IL GIORNALE MURALE DELLA COMUNITA' POSTO IN PIAZZA DELL' ISOLOTTO IN DATA 1 MAGGIO 71 COMMENTA UNA LETTERA DI FLORIT ALLA DIOCESI


L'AUTOACCUSA DEL CARDINALE FLORIT
In una "lettera alla Diocesi" del 30 Aprile 1971 il Card. Florit
scrive:

".....lungo il corso dei secoli, non sono mai mancati volontà e tentativi di strumentalizzare la Chiesa e di piegarla al vento delle opinioni, sia con la persecuzione, sia con sommovimenti nell'ambito ecclesiale, sia con pretese di ingerirsi nei fatti interni di ordine dottrinale e disciplinare della comunità cristiana. Tale tentazione emerge, purtroppo, anche ai nostri giorni. Lo abbiamo visto nel corso di vicende locali, quando persone e gruppi, affatto interessate del
bene e della libertà della Chiesa hanno sollecitato l'intervento del potere civile......"

CHI SONO QUESTE PERSONE E GRUPPI ?

1 - Ermenegildo Florit il 6 gennaio 1969 fa pubblicare un comunicato-denunzia contro il popolo dell'Isolotto, usando le stesse parole del Codice Penale.
2 - Ermenegildo Florit si serve di Mons.
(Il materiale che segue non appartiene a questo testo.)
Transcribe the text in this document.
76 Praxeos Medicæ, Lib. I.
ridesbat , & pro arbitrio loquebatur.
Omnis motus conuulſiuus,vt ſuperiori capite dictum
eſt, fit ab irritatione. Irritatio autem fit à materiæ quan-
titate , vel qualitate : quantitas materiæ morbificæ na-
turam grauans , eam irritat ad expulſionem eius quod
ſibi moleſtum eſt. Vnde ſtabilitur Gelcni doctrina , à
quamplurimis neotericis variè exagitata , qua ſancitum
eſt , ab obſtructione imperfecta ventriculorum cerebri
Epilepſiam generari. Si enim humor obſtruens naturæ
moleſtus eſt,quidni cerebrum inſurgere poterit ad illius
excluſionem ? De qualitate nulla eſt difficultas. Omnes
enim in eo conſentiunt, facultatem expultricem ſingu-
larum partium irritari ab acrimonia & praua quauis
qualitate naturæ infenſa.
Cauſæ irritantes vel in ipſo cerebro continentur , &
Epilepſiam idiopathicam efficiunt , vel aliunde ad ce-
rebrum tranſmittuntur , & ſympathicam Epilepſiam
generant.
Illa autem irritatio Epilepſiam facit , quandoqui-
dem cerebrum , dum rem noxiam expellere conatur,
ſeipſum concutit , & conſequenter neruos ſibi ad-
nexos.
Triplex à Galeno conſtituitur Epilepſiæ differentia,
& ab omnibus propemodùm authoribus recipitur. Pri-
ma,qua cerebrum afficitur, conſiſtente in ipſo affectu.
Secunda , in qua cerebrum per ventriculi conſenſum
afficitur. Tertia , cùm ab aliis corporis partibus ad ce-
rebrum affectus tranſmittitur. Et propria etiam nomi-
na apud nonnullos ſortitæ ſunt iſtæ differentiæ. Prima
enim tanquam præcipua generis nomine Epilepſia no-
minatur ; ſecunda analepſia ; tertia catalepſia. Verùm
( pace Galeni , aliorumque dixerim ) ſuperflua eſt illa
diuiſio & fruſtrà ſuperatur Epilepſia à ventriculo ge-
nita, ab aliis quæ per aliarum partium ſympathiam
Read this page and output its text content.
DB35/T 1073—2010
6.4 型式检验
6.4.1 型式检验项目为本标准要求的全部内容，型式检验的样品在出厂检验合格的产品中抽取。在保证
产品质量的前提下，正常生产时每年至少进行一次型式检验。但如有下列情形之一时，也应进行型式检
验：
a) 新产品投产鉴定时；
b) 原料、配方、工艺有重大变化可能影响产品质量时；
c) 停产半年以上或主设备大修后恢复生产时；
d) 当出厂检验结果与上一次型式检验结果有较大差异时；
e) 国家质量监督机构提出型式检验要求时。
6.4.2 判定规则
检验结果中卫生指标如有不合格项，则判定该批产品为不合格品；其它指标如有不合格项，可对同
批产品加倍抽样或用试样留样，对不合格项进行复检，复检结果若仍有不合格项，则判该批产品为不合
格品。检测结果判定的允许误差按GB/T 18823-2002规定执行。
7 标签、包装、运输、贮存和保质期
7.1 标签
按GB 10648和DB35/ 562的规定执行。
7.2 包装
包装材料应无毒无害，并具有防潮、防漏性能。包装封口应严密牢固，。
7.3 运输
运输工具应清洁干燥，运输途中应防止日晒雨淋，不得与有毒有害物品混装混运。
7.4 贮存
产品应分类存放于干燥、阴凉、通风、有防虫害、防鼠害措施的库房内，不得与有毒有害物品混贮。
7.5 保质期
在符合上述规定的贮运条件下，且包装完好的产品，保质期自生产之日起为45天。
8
Alba (convocato in Questura il 7 gennaio 69) per accusare il popolo dell' Isolotto di aver impedito fisicamente la celebrazione della Messa", e fare la spia contro alcuni dei presenti in chiesa riferendo nomi, cognomi e indirizzi. Questi saranno i primi incriminati.
3 - Don Tozzi registra l'assemblea del 4 gennaio 1969 in chiesa e
poi consegna il nastro al "Potere civile" (Procura della Repubblica) .
4 - Mario Calamari all'inaugurazione dell'anno giudiziario 1969 pone le premesse ideologiche della incriminazione all'Isolotto dicendo che il Card. Florit è "l'unico depositario dei poteri di governo della Chiesa fiorentina".
5 - L'Assemblea dei Vescovi italiani, dopo le incriminazioni, applaude a Florit.
6- Ermenegildo Florit nel Luglio 69 fa richiesta scritta alla Questura e alla Prefettura per che intervengano a impedire la Messa in piazza.

QUESTI SONO "LE PERSONE E GRUPPI CHE HANNO SOLLECITATO L'INTERVENTO DEL POTERE CIVILE".

E ORA?

Il Cardinal Florit
- chiederà di testimoniare in tribunale per ritrattare il suo comunicato-denunzia e sconfessare Calamari?
- inviterà Mons. Alba a ritirare la deposizione-denunzia?
- chiederà alla polizia di tenersi lontana quando il popolo dell'Isolotto decidesse di riprendere la sua chiesa, dalle mani dei fascisti che l'hanno occupata, come dichiarò Alfonso Ughi, esponente del M.S.I., nel suo comizio tenuto in piazza dell'Isolotto il 31 Maggio 1970: "Finalmente la chiesa dell'Isolotto è ora piena di veri cattolici"?.